There is no season of the year so well calculated to bind us together in the ties of a common brotherhood as is winter. Nature claims and receives our sympathy in all her varied aspects.

In the spring we rejoice in her renewed activity, and greet with delight her balmy air and budding beauty. As the summer approaches, we disperse to behold her in new phases and to enjoy her cool breezes from mountain and sea. In the fall we witness with tender sadness the departure of the gorgeous foliage and rich bloom, and still linger lovingly among her shadows. But when nature puts on her winter's dress, she bears a different message to us all.
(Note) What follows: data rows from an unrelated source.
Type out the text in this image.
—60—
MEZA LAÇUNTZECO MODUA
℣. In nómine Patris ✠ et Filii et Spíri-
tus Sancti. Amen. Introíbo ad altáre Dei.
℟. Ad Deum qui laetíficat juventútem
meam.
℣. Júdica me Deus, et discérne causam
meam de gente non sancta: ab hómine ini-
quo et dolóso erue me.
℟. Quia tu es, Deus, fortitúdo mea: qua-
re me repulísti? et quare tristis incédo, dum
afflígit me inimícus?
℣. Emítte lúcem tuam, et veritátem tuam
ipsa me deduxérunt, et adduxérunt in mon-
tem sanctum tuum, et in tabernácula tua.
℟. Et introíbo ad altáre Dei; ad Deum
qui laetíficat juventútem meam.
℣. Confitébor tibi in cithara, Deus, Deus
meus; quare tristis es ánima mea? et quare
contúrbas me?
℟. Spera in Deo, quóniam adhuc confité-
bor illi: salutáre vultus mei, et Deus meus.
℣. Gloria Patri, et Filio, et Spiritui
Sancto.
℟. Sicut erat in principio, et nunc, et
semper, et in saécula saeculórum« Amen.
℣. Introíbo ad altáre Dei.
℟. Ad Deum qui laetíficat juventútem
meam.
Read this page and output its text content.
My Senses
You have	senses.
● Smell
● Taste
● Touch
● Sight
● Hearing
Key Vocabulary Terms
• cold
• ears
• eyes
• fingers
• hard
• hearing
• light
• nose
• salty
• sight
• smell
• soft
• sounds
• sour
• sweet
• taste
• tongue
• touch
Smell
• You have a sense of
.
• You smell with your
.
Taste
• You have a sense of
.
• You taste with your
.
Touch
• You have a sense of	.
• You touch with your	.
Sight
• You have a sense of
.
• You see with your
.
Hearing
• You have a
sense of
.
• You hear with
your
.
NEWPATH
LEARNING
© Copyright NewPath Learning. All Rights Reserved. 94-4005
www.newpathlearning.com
With the bleak wind and stinging frost she sends us from her presence for a time, and bids us draw closer to one another for warmth and comfort. She brings more forcibly to the mind the delights of home and friends, and at the same time speaks impressively of the pain and sorrow, poverty and woe that call for sympathy and help.

Each season has its appropriate lesson, and that of winter is surely intended to strengthen within us the spirit of humanity that shall blossom into brotherly love and kindness. As the dusk of twilight calls the children away from outdoor play to assemble in the home, and brighten the family with their cheerful presence, so winter calls the human family from their summer rambles into a more intimate communion and sympathy with each other.

It is a pleasant task to learn one part of winter's teachings, that which relates to social and domestic union. The festivities of Thanksgiving and Christmas, the long winter evenings, the cheerful fireside, the lectures, concerts and social gatherings, the hilarity of the young, and the cheerful sympathy of the old all draw families and friends together in closer bonds.

All honor to the merry pastimes, the genial society, the friendly harmony which winter inaugurates. Let parents and children devote themselves more assiduously to each other, let brothers and sisters strengthen fraternal love by kindly offices and close companionship, let acquaintances blossom into friends, and friendly intercourse ripen affection, and, above all, let the sympathy thus developed serve to inspire each with higher purposes and nobler aims, and one part of winter's mission, will have been accomplished.